The active black rook should be exchanged.

44... Rxg2+ 45. Kxg2 Kf6 46. Rd6+ Re6

After 46... Kg7 47. c6 Rc7 48. Rg6+ Kf7 49. Rh6 or 46... Kf7 47. Rh6 Black was doomed as well. But now it’s even simpler.

47. c6!

A simple but elegant blow.

47... Nb5

After 47... Rxd6 48. c7 White’s pawn would have passed.

48. Rd8 Re7 49. Rh8 Rg7+ 50. Kf1 Nd6 51. Rh6+ Ke7 52. Rxh5 Nxe4 53. Rxe5+ Kd6 54. Rxe4 Kxc6 55. Rxf4

Two extra pawns should be enough for White to win.

55... Kd5 56. Re4 Rb7 57. Kf2 Rb2+ 58. Re2 Rb8 59. f4 Rh8 60. Kg3 Rg8+ 61. Kf3 Rh8 62. Re5+ Kd6 63. h5 Rg8 64. Ra5 1-0 Black resigned.

Ponomariov - Milov [B43]

1. e4 c5 2. Nf3 e6 3. Nc3 a6 4. d4 cxd4 5. Nxd4 b5 6. Bd3 Qb6

The Swiss grandmaster avoids the unhappy development which took place in the first round after 6... Bb7 7. O-O Qb6 8. Be3 Bc5 9. Nce2 Nf6 10. b4! Bxd4 11. Bxd4 Qc7 12. c4! in the game Svidler - Milov (Biel, 2000).

7. Nf3 Qc7 8.0-0 Nc6

Previously only 8... d6 and 8... Bb7 were seen in this position.

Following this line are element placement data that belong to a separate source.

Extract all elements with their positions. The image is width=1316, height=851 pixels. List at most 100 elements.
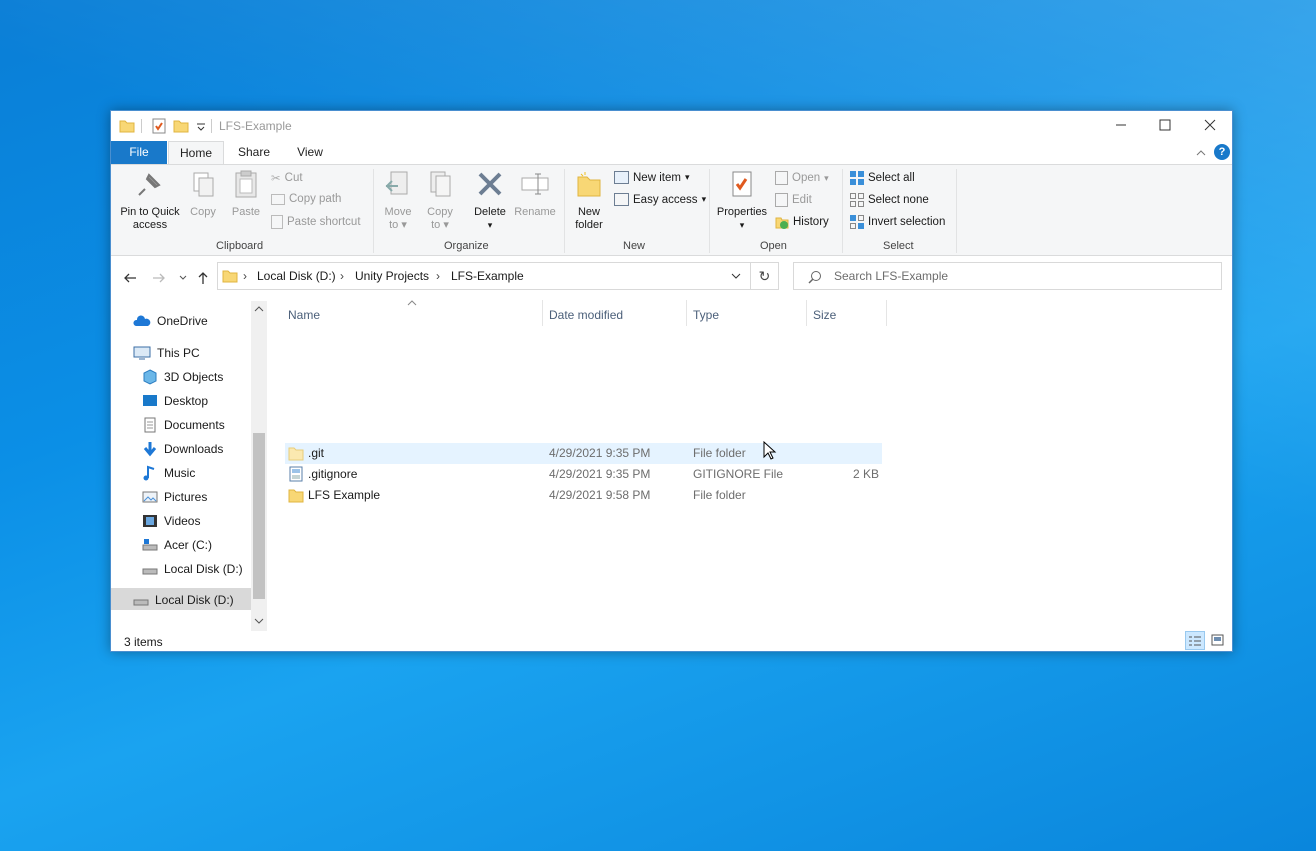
file-date: 4/29/2021 9:35 PM: [549, 446, 651, 460]
tab-view[interactable]: View: [284, 141, 336, 164]
column-header-name[interactable]: Name: [288, 308, 320, 322]
tab-share[interactable]: Share: [228, 141, 280, 164]
ribbon-separator: [842, 169, 843, 253]
chevron-down-icon[interactable]: [195, 118, 207, 134]
scroll-up-icon[interactable]: [254, 305, 264, 313]
select-none-label: Select none: [868, 194, 929, 206]
pin-icon: [138, 173, 161, 196]
new-folder-icon[interactable]: [173, 118, 189, 134]
nav-item-onedrive[interactable]: OneDrive: [133, 311, 208, 331]
nav-item-this-pc[interactable]: This PC: [133, 343, 200, 363]
address-dropdown-icon[interactable]: [730, 272, 742, 282]
nav-item-local-disk-d[interactable]: Local Disk (D:): [142, 559, 243, 579]
paste-shortcut-label: Paste shortcut: [287, 216, 361, 228]
address-box[interactable]: › Local Disk (D:) › Unity Projects › LFS…: [217, 262, 751, 290]
nav-item-3d-objects[interactable]: 3D Objects: [142, 367, 223, 387]
column-header-type[interactable]: Type: [693, 308, 719, 322]
nav-item-pictures[interactable]: Pictures: [142, 487, 207, 507]
delete-dropdown-arrow[interactable]: ▾: [469, 219, 511, 232]
nav-item-downloads[interactable]: Downloads: [142, 439, 223, 459]
ribbon-separator: [564, 169, 565, 253]
search-icon: [808, 271, 821, 284]
pin-to-quick-access-button[interactable]: Pin to Quick access: [116, 169, 184, 232]
nav-scrollbar[interactable]: [251, 301, 267, 631]
table-row[interactable]: .git 4/29/2021 9:35 PM File folder: [285, 443, 882, 464]
divider: [211, 119, 212, 133]
properties-check-icon[interactable]: [151, 118, 167, 134]
column-header-date-modified[interactable]: Date modified: [549, 308, 623, 322]
copy-path-button[interactable]: Copy path: [271, 193, 341, 205]
nav-item-desktop[interactable]: Desktop: [142, 391, 208, 411]
nav-item-music[interactable]: Music: [142, 463, 195, 483]
help-icon[interactable]: ?: [1214, 144, 1230, 160]
paste-shortcut-button[interactable]: Paste shortcut: [271, 215, 361, 229]
tab-home[interactable]: Home: [168, 141, 224, 164]
copy-to-button[interactable]: Copy to ▾: [421, 169, 459, 232]
new-folder-icon: [577, 172, 601, 197]
cut-button[interactable]: ✂ Cut: [271, 171, 303, 185]
nav-label: This PC: [157, 346, 200, 360]
maximize-icon: [1159, 119, 1171, 131]
nav-label: OneDrive: [157, 314, 208, 328]
history-button[interactable]: History: [775, 215, 829, 229]
breadcrumb-lfs-example[interactable]: LFS-Example: [451, 269, 524, 283]
edit-button[interactable]: Edit: [775, 193, 812, 207]
details-view-button[interactable]: [1185, 631, 1205, 650]
nav-item-local-disk-d-root[interactable]: Local Disk (D:): [133, 590, 234, 610]
column-header-size[interactable]: Size: [813, 308, 836, 322]
file-date: 4/29/2021 9:35 PM: [549, 467, 651, 481]
new-folder-button[interactable]: New folder: [569, 169, 609, 232]
breadcrumb-unity-projects[interactable]: Unity Projects: [355, 269, 429, 283]
scrollbar-thumb[interactable]: [253, 433, 265, 599]
new-item-label: New item: [633, 171, 681, 184]
tab-file[interactable]: File: [111, 141, 167, 164]
large-icons-view-button[interactable]: [1208, 631, 1228, 650]
select-none-button[interactable]: Select none: [850, 193, 929, 207]
recent-locations-icon[interactable]: [178, 273, 188, 283]
ribbon-separator: [956, 169, 957, 253]
up-arrow-icon[interactable]: [196, 271, 210, 285]
breadcrumb-local-disk[interactable]: Local Disk (D:): [257, 269, 336, 283]
properties-button[interactable]: Properties ▾: [714, 169, 770, 232]
copy-button[interactable]: Copy: [185, 169, 221, 219]
collapse-ribbon-icon[interactable]: [1195, 148, 1207, 158]
select-all-button[interactable]: Select all: [850, 171, 915, 185]
delete-button[interactable]: Delete ▾: [469, 169, 511, 232]
properties-label: Properties: [716, 206, 768, 218]
rename-button[interactable]: Rename: [513, 169, 557, 219]
rename-icon: [521, 173, 549, 195]
back-arrow-icon[interactable]: [123, 271, 137, 285]
mouse-cursor-icon: [763, 441, 777, 460]
search-input[interactable]: Search LFS-Example: [793, 262, 1222, 290]
file-name: .gitignore: [308, 467, 358, 481]
open-button[interactable]: Open ▾: [775, 171, 829, 185]
new-item-button[interactable]: New item ▾: [614, 171, 689, 184]
select-group-label: Select: [883, 240, 914, 252]
nav-item-acer-c[interactable]: Acer (C:): [142, 535, 212, 555]
column-divider: [806, 300, 807, 326]
table-row[interactable]: .gitignore 4/29/2021 9:35 PM GITIGNORE F…: [285, 464, 882, 485]
invert-selection-button[interactable]: Invert selection: [850, 215, 945, 229]
properties-dropdown-arrow[interactable]: ▾: [714, 219, 770, 232]
scroll-down-icon[interactable]: [254, 617, 264, 625]
close-button[interactable]: [1187, 111, 1232, 139]
nav-item-documents[interactable]: Documents: [142, 415, 225, 435]
paste-label: Paste: [231, 206, 261, 218]
file-name: LFS Example: [308, 488, 381, 502]
minimize-button[interactable]: [1098, 111, 1144, 139]
paste-button[interactable]: Paste: [227, 169, 265, 219]
move-to-button[interactable]: Move to ▾: [379, 169, 417, 232]
forward-arrow-icon[interactable]: [152, 271, 166, 285]
copy-to-icon: [430, 171, 451, 197]
delete-label: Delete: [474, 206, 506, 218]
easy-access-button[interactable]: Easy access ▾: [614, 193, 706, 206]
nav-item-videos[interactable]: Videos: [142, 511, 200, 531]
table-row[interactable]: LFS Example 4/29/2021 9:58 PM File folde…: [285, 485, 882, 506]
maximize-button[interactable]: [1142, 111, 1188, 139]
refresh-icon[interactable]: ↻: [751, 262, 779, 290]
folder-icon: [119, 120, 135, 133]
nav-label: Music: [164, 466, 196, 480]
clipboard-group-label: Clipboard: [216, 240, 264, 252]
nav-label: Videos: [164, 514, 201, 528]
drive-d-icon: [133, 599, 149, 606]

9. Re1 d6 10. a4 b4 11. Na2 Nf6 12. Bd2 a5 13. c3 bxc3 14. Nxc3 Be7 15. Nb5 Qb8 16. Bf4 e5 17. Rc1 Bd7 18. Bg5 O-O

19. Bc4

White became an obvious advantage from the opening.

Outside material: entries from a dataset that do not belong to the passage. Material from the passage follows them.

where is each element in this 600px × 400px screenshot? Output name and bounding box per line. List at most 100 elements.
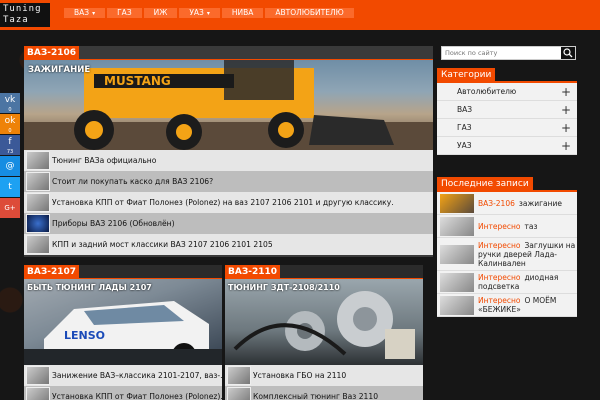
nav-item-izh[interactable]: ИЖ xyxy=(143,8,178,18)
article-list: Установка ГБО на 2110 Комплексный тюнинг… xyxy=(225,365,423,400)
nav-label: ВАЗ xyxy=(74,8,90,17)
search-box xyxy=(441,46,576,60)
nav-label: АВТОЛЮБИТЕЛЮ xyxy=(275,8,344,17)
article-title: Комплексный тюнинг Ваз 2110 xyxy=(253,392,379,400)
article-thumbnail xyxy=(227,366,251,385)
hero-image[interactable]: MUSTANG ЗАЖИГАНИЕ xyxy=(24,60,433,150)
recent-post-item[interactable]: Интересно О МОЁМ «БЕЖИКЕ» xyxy=(437,294,577,317)
article-title: Занижение ВАЗ–классика 2101-2107, ваз-..… xyxy=(52,371,222,380)
nav-item-niva[interactable]: НИВА xyxy=(221,8,264,18)
section-title[interactable]: ВАЗ-2106 xyxy=(24,46,80,60)
category-item[interactable]: ВАЗ + xyxy=(437,101,577,119)
share-count: 0 xyxy=(8,107,12,113)
article-title: Тюнинг ВАЗа официально xyxy=(52,156,157,165)
hero-brand: MUSTANG xyxy=(104,74,171,88)
post-thumbnail xyxy=(440,295,474,315)
post-category[interactable]: Интересно xyxy=(478,273,521,282)
svg-text:LENSO: LENSO xyxy=(64,329,105,342)
recent-posts-title: Последние записи xyxy=(437,177,533,191)
post-thumbnail xyxy=(440,216,474,236)
category-label: УАЗ xyxy=(457,141,472,150)
section-caption[interactable]: ТЮНИНГ ЗДТ-2108/2110 xyxy=(228,283,340,292)
nav-item-uaz[interactable]: УАЗ ▾ xyxy=(179,8,220,18)
article-list: Занижение ВАЗ–классика 2101-2107, ваз-..… xyxy=(24,365,222,400)
chevron-down-icon: ▾ xyxy=(206,10,210,17)
article-title: Установка КПП от Фиат Полонез (Polonez) … xyxy=(52,198,394,207)
section-title[interactable]: ВАЗ-2110 xyxy=(225,265,281,279)
fb-glyph: f xyxy=(8,137,12,147)
section-image[interactable]: LENSO БЫТЬ ТЮНИНГ ЛАДЫ 2107 xyxy=(24,279,222,365)
article-title: Стоит ли покупать каско для ВАЗ 2106? xyxy=(52,177,214,186)
social-share-bar: vk 0 ok 0 f 73 @ t G+ xyxy=(0,93,20,219)
article-title: КПП и задний мост классики ВАЗ 2107 2106… xyxy=(52,240,273,249)
category-item[interactable]: ГАЗ + xyxy=(437,119,577,137)
featured-section: ВАЗ-2106 MUSTANG ЗАЖИГАНИЕ Тюнинг ВАЗа о… xyxy=(24,46,433,257)
post-title[interactable]: зажигание xyxy=(519,199,562,208)
category-label: ГАЗ xyxy=(457,123,472,132)
categories-title: Категории xyxy=(437,68,496,82)
plus-icon[interactable]: + xyxy=(561,86,571,98)
list-item[interactable]: Стоит ли покупать каско для ВАЗ 2106? xyxy=(24,171,433,192)
article-thumbnail xyxy=(26,235,50,254)
list-item[interactable]: Установка КПП от Фиат Полонез (Polonez).… xyxy=(24,386,222,400)
site-header: Tuning Taza ВАЗ ▾ ГАЗ ИЖ УАЗ ▾ НИВА АВТОЛЮ… xyxy=(0,0,600,30)
post-category[interactable]: Интересно xyxy=(478,222,521,231)
search-input[interactable] xyxy=(442,47,560,59)
article-thumbnail xyxy=(26,387,50,400)
section-caption[interactable]: БЫТЬ ТЮНИНГ ЛАДЫ 2107 xyxy=(27,283,152,292)
article-title: Установка КПП от Фиат Полонез (Polonez).… xyxy=(52,392,222,400)
vk-icon[interactable]: vk 0 xyxy=(0,93,20,113)
nav-label: ГАЗ xyxy=(117,8,132,17)
category-item[interactable]: Автолюбителю + xyxy=(437,83,577,101)
article-thumbnail xyxy=(26,214,50,233)
list-item[interactable]: Комплексный тюнинг Ваз 2110 xyxy=(225,386,423,400)
category-item[interactable]: УАЗ + xyxy=(437,137,577,155)
list-item[interactable]: Тюнинг ВАЗа официально xyxy=(24,150,433,171)
post-category[interactable]: Интересно xyxy=(478,296,521,305)
plus-icon[interactable]: + xyxy=(561,104,571,116)
section-title[interactable]: ВАЗ-2107 xyxy=(24,265,80,279)
section-image[interactable]: ТЮНИНГ ЗДТ-2108/2110 xyxy=(225,279,423,365)
search-button[interactable] xyxy=(561,47,575,59)
mail-glyph: @ xyxy=(5,161,15,171)
nav-item-avtolyubitelyu[interactable]: АВТОЛЮБИТЕЛЮ xyxy=(265,8,354,18)
twitter-icon[interactable]: t xyxy=(0,177,20,197)
nav-label: НИВА xyxy=(231,8,254,17)
hero-caption[interactable]: ЗАЖИГАНИЕ xyxy=(28,65,90,75)
article-thumbnail xyxy=(227,387,251,400)
plus-icon[interactable]: + xyxy=(561,122,571,134)
ok-glyph: ok xyxy=(4,116,16,126)
recent-post-item[interactable]: Интересно Заглушки на ручки дверей Лада-К… xyxy=(437,238,577,271)
section-vaz-2107: ВАЗ-2107 LENSO БЫТЬ ТЮНИНГ ЛАДЫ 2107 Зан… xyxy=(24,265,222,400)
facebook-icon[interactable]: f 73 xyxy=(0,135,20,155)
mail-icon[interactable]: @ xyxy=(0,156,20,176)
share-count: 73 xyxy=(6,149,14,155)
nav-item-gaz[interactable]: ГАЗ xyxy=(107,8,142,18)
site-logo[interactable]: Tuning Taza xyxy=(0,3,50,27)
post-category[interactable]: Интересно xyxy=(478,241,521,250)
odnoklassniki-icon[interactable]: ok 0 xyxy=(0,114,20,134)
googleplus-icon[interactable]: G+ xyxy=(0,198,20,218)
post-category[interactable]: ВАЗ-2106 xyxy=(478,199,515,208)
article-thumbnail xyxy=(26,193,50,212)
list-item[interactable]: КПП и задний мост классики ВАЗ 2107 2106… xyxy=(24,234,433,255)
nav-label: ИЖ xyxy=(153,8,168,17)
recent-post-item[interactable]: Интересно таз xyxy=(437,215,577,238)
plus-icon[interactable]: + xyxy=(561,140,571,152)
category-label: ВАЗ xyxy=(457,105,473,114)
list-item[interactable]: Приборы ВАЗ 2106 (Обновлён) xyxy=(24,213,433,234)
search-icon xyxy=(563,48,573,58)
list-item[interactable]: Занижение ВАЗ–классика 2101-2107, ваз-..… xyxy=(24,365,222,386)
nav-label: УАЗ xyxy=(189,8,204,17)
article-list: Тюнинг ВАЗа официально Стоит ли покупать… xyxy=(24,150,433,255)
list-item[interactable]: Установка ГБО на 2110 xyxy=(225,365,423,386)
list-item[interactable]: Установка КПП от Фиат Полонез (Polonez) … xyxy=(24,192,433,213)
recent-post-item[interactable]: Интересно диодная подсветка xyxy=(437,271,577,294)
share-count: 0 xyxy=(8,128,12,134)
section-vaz-2110: ВАЗ-2110 ТЮНИНГ ЗДТ-2108/2110 Установка … xyxy=(225,265,423,400)
post-title[interactable]: таз xyxy=(525,222,538,231)
main-nav: ВАЗ ▾ ГАЗ ИЖ УАЗ ▾ НИВА АВТОЛЮБИТЕЛЮ xyxy=(64,8,356,18)
nav-item-vaz[interactable]: ВАЗ ▾ xyxy=(64,8,106,18)
recent-post-item[interactable]: ВАЗ-2106 зажигание xyxy=(437,192,577,215)
twitter-glyph: t xyxy=(8,182,12,192)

19... Nb4 20. b3 Bxb5 21. axb5

A strange decision. After a mere 21. Bxb5 White had a long lasting advantage.

21... Rd8 22. Qe2 Qb7 23. Bd2 Rd7 24. Bxb4

The move 24. Ng5 Black could have repulsed with 24... Bd8, but there was no necessity to hurry with the exchange on b4. There were ways to strengthen the position with 24. Bc3 or 24. h3.

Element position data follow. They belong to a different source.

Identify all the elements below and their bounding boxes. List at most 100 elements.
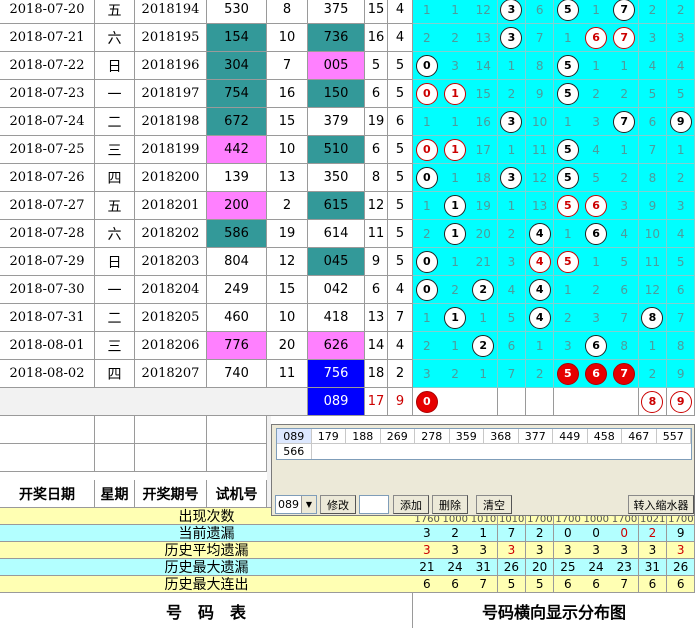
distribution-cell: 1 bbox=[497, 136, 527, 164]
date-cell: 2018-08-02 bbox=[0, 360, 95, 388]
number-ball: 2 bbox=[472, 278, 495, 301]
number-ball: 5 bbox=[556, 138, 579, 161]
number-ball: 4 bbox=[528, 250, 551, 273]
candidate-number[interactable]: 368 bbox=[484, 429, 519, 444]
footer-left-title: 号 码 表 bbox=[0, 593, 413, 628]
test-sum-cell: 16 bbox=[267, 80, 308, 108]
add-button[interactable]: 添加 bbox=[393, 495, 429, 514]
test-sum-cell: 19 bbox=[267, 220, 308, 248]
distribution-cell: 1 bbox=[525, 332, 555, 360]
distribution-cell: 7 bbox=[666, 304, 695, 332]
date-cell: 2018-07-26 bbox=[0, 164, 95, 192]
distribution-cell: 2 bbox=[554, 304, 583, 332]
distribution-cell: 5 bbox=[497, 304, 527, 332]
distribution-cell: 5 bbox=[666, 248, 695, 276]
candidate-number[interactable]: 467 bbox=[622, 429, 657, 444]
distribution-cell: 0 bbox=[413, 248, 442, 276]
candidate-number[interactable]: 566 bbox=[277, 444, 312, 459]
stat-value: 7 bbox=[469, 576, 499, 593]
distribution-cell: 4 bbox=[525, 248, 555, 276]
open-number-cell: 418 bbox=[308, 304, 365, 332]
candidate-number[interactable]: 359 bbox=[449, 429, 484, 444]
distribution-cell: 19 bbox=[469, 192, 499, 220]
candidate-number[interactable]: 269 bbox=[380, 429, 415, 444]
test-number-header: 试机号 bbox=[207, 480, 267, 508]
candidate-number[interactable]: 179 bbox=[311, 429, 346, 444]
candidate-number[interactable]: 557 bbox=[656, 429, 691, 444]
stat-value: 3 bbox=[666, 542, 695, 559]
distribution-cell: 1 bbox=[413, 304, 442, 332]
distribution-cell: 2 bbox=[441, 360, 470, 388]
test-sum-cell: 10 bbox=[267, 136, 308, 164]
distribution-cell: 1 bbox=[610, 52, 640, 80]
distribution-cell: 5 bbox=[554, 52, 583, 80]
distribution-cell: 2 bbox=[610, 164, 640, 192]
stat-value: 0 bbox=[554, 525, 583, 542]
number-ball: 1 bbox=[444, 222, 467, 245]
stat-label: 历史最大连出 bbox=[0, 576, 413, 593]
forecast-distribution-cell: 0 bbox=[413, 388, 442, 416]
clear-button[interactable]: 清空 bbox=[476, 495, 512, 514]
open-sum-cell: 18 bbox=[365, 360, 388, 388]
stat-value: 3 bbox=[413, 525, 442, 542]
date-cell: 2018-07-28 bbox=[0, 220, 95, 248]
number-ball: 6 bbox=[585, 362, 608, 385]
open-sum-cell: 6 bbox=[365, 80, 388, 108]
weekday-cell: 日 bbox=[95, 52, 135, 80]
chevron-down-icon[interactable]: ▼ bbox=[301, 496, 316, 513]
open-span-cell: 5 bbox=[388, 220, 413, 248]
open-span-cell: 5 bbox=[388, 136, 413, 164]
distribution-cell: 2 bbox=[638, 0, 668, 24]
distribution-cell: 7 bbox=[610, 360, 640, 388]
distribution-cell: 3 bbox=[497, 108, 527, 136]
stat-value: 2 bbox=[525, 525, 555, 542]
distribution-cell: 3 bbox=[497, 0, 527, 24]
candidate-number[interactable]: 278 bbox=[415, 429, 450, 444]
number-input[interactable] bbox=[359, 495, 389, 514]
number-ball: 2 bbox=[472, 334, 495, 357]
candidate-list[interactable]: 089 179 188 269 278 359 368 377 449 458 467 557 566 bbox=[276, 428, 692, 460]
stat-value: 31 bbox=[469, 559, 499, 576]
issue-cell: 2018206 bbox=[135, 332, 207, 360]
modify-button[interactable]: 修改 bbox=[320, 495, 356, 514]
number-ball: 0 bbox=[415, 278, 438, 301]
candidate-number[interactable]: 458 bbox=[587, 429, 622, 444]
candidate-number[interactable]: 377 bbox=[518, 429, 553, 444]
candidate-number[interactable]: 188 bbox=[346, 429, 381, 444]
test-number-cell: 776 bbox=[207, 332, 267, 360]
stat-value: 25 bbox=[554, 559, 583, 576]
stat-value: 3 bbox=[413, 542, 442, 559]
date-cell: 2018-07-24 bbox=[0, 108, 95, 136]
stat-value: 1 bbox=[469, 525, 499, 542]
distribution-cell: 2 bbox=[413, 24, 442, 52]
stat-value: 5 bbox=[497, 576, 527, 593]
open-span-cell: 4 bbox=[388, 332, 413, 360]
blank-row bbox=[135, 444, 207, 472]
shrink-button[interactable]: 转入缩水器 bbox=[628, 495, 694, 514]
candidate-number[interactable]: 089 bbox=[277, 429, 312, 444]
distribution-cell: 1 bbox=[666, 136, 695, 164]
distribution-cell: 6 bbox=[582, 360, 611, 388]
number-ball: 6 bbox=[585, 26, 608, 49]
distribution-cell: 4 bbox=[582, 136, 611, 164]
distribution-cell: 3 bbox=[666, 24, 695, 52]
candidate-select[interactable]: 089 ▼ bbox=[275, 495, 317, 514]
open-number-cell: 626 bbox=[308, 332, 365, 360]
delete-button[interactable]: 删除 bbox=[432, 495, 468, 514]
distribution-cell: 4 bbox=[610, 220, 640, 248]
stat-value: 24 bbox=[441, 559, 470, 576]
candidate-number[interactable]: 449 bbox=[553, 429, 588, 444]
issue-cell: 2018202 bbox=[135, 220, 207, 248]
test-number-cell: 530 bbox=[207, 0, 267, 24]
distribution-cell: 2 bbox=[666, 164, 695, 192]
distribution-cell: 1 bbox=[469, 304, 499, 332]
stat-value: 6 bbox=[666, 576, 695, 593]
distribution-cell: 7 bbox=[610, 304, 640, 332]
distribution-cell: 2 bbox=[413, 332, 442, 360]
select-value: 089 bbox=[278, 498, 299, 511]
distribution-cell: 2 bbox=[582, 276, 611, 304]
stat-value: 31 bbox=[638, 559, 668, 576]
distribution-cell: 6 bbox=[610, 276, 640, 304]
distribution-cell: 5 bbox=[554, 248, 583, 276]
distribution-cell: 4 bbox=[525, 304, 555, 332]
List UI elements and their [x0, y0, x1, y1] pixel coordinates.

24... axb4 25. h3 Bd8 26. Nh2 h5 27. Nf3 g6 28. g4 hxg4 29. hxg4 Ra3 30. g5 Nh5 31. Bd5 Qa7 32. Rc8 Nf4 33.Qe3 Qxe3 34. Rxe3 Nxd5 35. exd5 Kg7 36. Re4 Rxb3 37. Kg2 Bb6

The pawn on b5 should not be underestimated. In case of 37... f5 38. gxf6+ Kxf6 39. Rb8 Kf5 40. Rc4 Rb2 41. b6 e4 42. Nd4+ Ke5 White won with 43. Rxd8! Rxd8 44. Nc6+ Kxd4 45. Nxd8 Kxc4 46. b7.

38. Rb8 Ba7 39. Ra8 Bb6 40. Rb8 Ba7

If 40... Bd8, then after 41. b6 White’s pawn went up to the transformation square very quickly.

41. Ra8 Bb6 1/2-1/2 Draw.

"He who fears an isolated queen's pawn should give up chess". Siegbert Tarrasch

"The most powerful weapon in chess is to have the next move"! David Bronstein.